I've already posted a comment in response to one of the critical reviews, and it's almost as long as this review. I encourage anyone interested in more detail to also look there.
This book covers a lot of different subjects, but they all relate to the core subject, so that's a plus. The one reservation I do have is that I simply think Sivaram's timetable for the growth of solar is too conservative, and his assessment too pessimistic. What he thinks may take 80 years, I think may happen in 30, or less. His recommendations seem to make very good sense, although they get into a lot more detail in politics and economics than I understand. For that reason, I could not put this forth as an explicit criticism, or there might have been four stars.
I'm finding it a difficult call to decide how serious the obstacles are that Sivaram cites. He says that innovation needs to accelerate in three distinct areas, and he's probably right. But the fact that something hasn't happened yet doesn't necessarily mean it's not on the way to happening. In particular, it may not be the future development of solar that is at risk, but US leadership in this area—lamentable if true, but not as bad as it not happening at all.

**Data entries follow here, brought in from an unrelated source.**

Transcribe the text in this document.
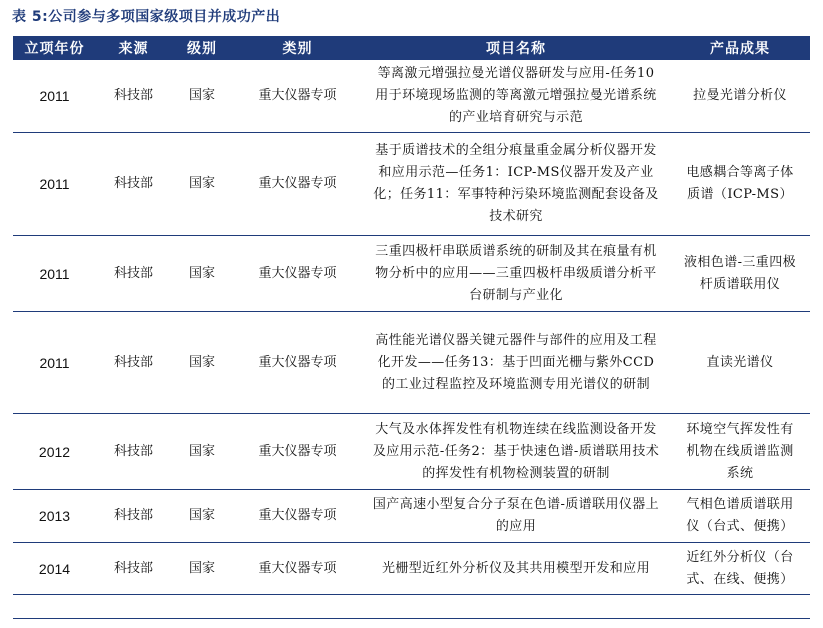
表 5:公司参与多项国家级项目并成功产出
立项年份	来源	级别	类别	项目名称	产品成果
2011	科技部	国家	重大仪器专项	等离激元增强拉曼光谱仪器研发与应用-任务10用于环境现场监测的等离激元增强拉曼光谱系统的产业培育研究与示范	拉曼光谱分析仪
2011	科技部	国家	重大仪器专项	基于质谱技术的全组分痕量重金属分析仪器开发和应用示范—任务1：ICP-MS仪器开发及产业化；任务11：军事特种污染环境监测配套设备及技术研究	电感耦合等离子体质谱（ICP-MS）
2011	科技部	国家	重大仪器专项	三重四极杆串联质谱系统的研制及其在痕量有机物分析中的应用——三重四极杆串级质谱分析平台研制与产业化	液相色谱-三重四极杆质谱联用仪
2011	科技部	国家	重大仪器专项	高性能光谱仪器关键元器件与部件的应用及工程化开发——任务13：基于凹面光栅与紫外CCD的工业过程监控及环境监测专用光谱仪的研制	直读光谱仪
2012	科技部	国家	重大仪器专项	大气及水体挥发性有机物连续在线监测设备开发及应用示范-任务2：基于快速色谱-质谱联用技术的挥发性有机物检测装置的研制	环境空气挥发性有机物在线质谱监测系统
2013	科技部	国家	重大仪器专项	国产高速小型复合分子泵在色谱-质谱联用仪器上的应用	气相色谱质谱联用仪（台式、便携）
2014	科技部	国家	重大仪器专项	光栅型近红外分析仪及其共用模型开发和应用	近红外分析仪（台式、在线、便携）
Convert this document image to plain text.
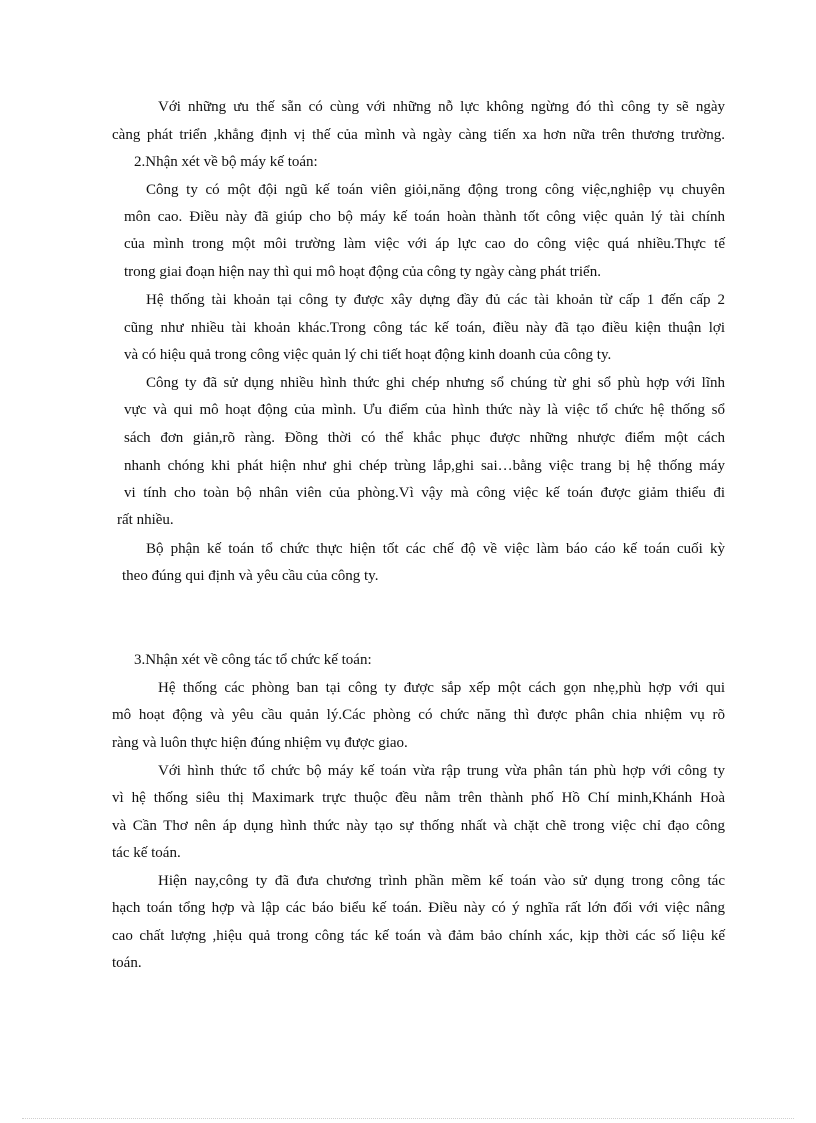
Với những ưu thế sẵn có cùng với những nỗ lực không ngừng đó thì công ty sẽ ngày

càng phát triển ,khẳng định vị thế của mình và ngày càng tiến xa hơn nữa trên thương trường.

2.Nhận xét về bộ máy kế toán:

Công ty có một đội ngũ kế toán viên giỏi,năng động trong công việc,nghiệp vụ chuyên

môn cao. Điều này đã giúp cho bộ máy kế toán hoàn thành tốt công việc quản lý tài chính

của mình trong một môi trường làm việc với áp lực cao do công việc quá nhiều.Thực tế

trong giai đoạn hiện nay thì qui mô hoạt động của công ty ngày càng phát triển.

Hệ thống tài khoản tại công ty được xây dựng đầy đủ các tài khoản từ cấp 1 đến cấp 2

cũng như nhiều tài khoản khác.Trong công tác kế toán, điều này đã tạo điều kiện thuận lợi

và có hiệu quả trong công việc quản lý chi tiết hoạt động kinh doanh của công ty.

Công ty đã sử dụng nhiều hình thức ghi chép nhưng sổ chúng từ ghi sổ phù hợp với lĩnh

vực và qui mô hoạt động của mình. Ưu điểm của hình thức này là việc tổ chức hệ thống sổ

sách đơn giản,rõ ràng. Đồng thời có thể khắc phục được những nhược điểm một cách

nhanh chóng khi phát hiện như ghi chép trùng lắp,ghi sai…bằng việc trang bị hệ thống máy

vi tính cho toàn bộ nhân viên của phòng.Vì vậy mà công việc kế toán được giảm thiểu đi

rất nhiều.

Bộ phận kế toán tổ chức thực hiện tốt các chế độ về việc làm báo cáo kế toán cuối kỳ

theo đúng qui định và yêu cầu của công ty.

3.Nhận xét về công tác tổ chức kế toán:

Hệ thống các phòng ban tại công ty được sắp xếp một cách gọn nhẹ,phù hợp với qui

mô hoạt động và yêu cầu quản lý.Các phòng có chức năng thì được phân chia nhiệm vụ rõ

ràng và luôn thực hiện đúng nhiệm vụ được giao.

Với hình thức tổ chức bộ máy kế toán vừa rập trung vừa phân tán phù hợp với công ty

vì hệ thống siêu thị Maximark trực thuộc đều nằm trên thành phố Hồ Chí minh,Khánh Hoà

và Cần Thơ nên áp dụng hình thức này tạo sự thống nhất và chặt chẽ trong việc chỉ đạo công

tác kế toán.

Hiện nay,công ty đã đưa chương trình phần mềm kế toán vào sử dụng trong công tác

hạch toán tổng hợp và lập các báo biểu kế toán. Điều này có ý nghĩa rất lớn đối với việc nâng

cao chất lượng ,hiệu quả trong công tác kế toán và đảm bảo chính xác, kịp thời các số liệu kế

toán.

I still don't really understand why Sivaram doesn't think energy can be totally based on renewable sources. Yes, I know about the Duck Curve and all that, and storage needs to improve radically. But it looks as if prospects for that are good. It's of crucial importance that there are several really good ways to address the intermittency problem. After reading the book, I still just don't get why a certain portion of fossil and/or nuclear needs to be retained, just because of intermittency. Between hydro, HVDC long-distance grids, demand management via smart grids, pumped storage, advanced batteries, supercapacitors, V2G, a bit of geothermal and hydrogen in places, and probably a few other things I can't think of right now, it seems we have a wealth of options without hanging onto the past, or going to molten salt reactors or fusion (although, if they happen, great, join the party, which is most assuredly NOT over).
In particular, I do think Sivaram exaggerates the problem of seasonal variation. If you think in terms of panels that track the Sun in both directions, there's as much sunlight available at high latitudes as there is at the Equator, on average. it's just that it varies seasonally. But when is all the heavy demand from air conditioning? In the summer months, just when the North has long days. There is plenty of flexibility in working this all out, though it will depend heavily on long-distance HVDC grids. (BTW I thought this book's treatment of the DC-vs-AC issue was, well, a ray of sunlight in the darkness, so kudos for that.)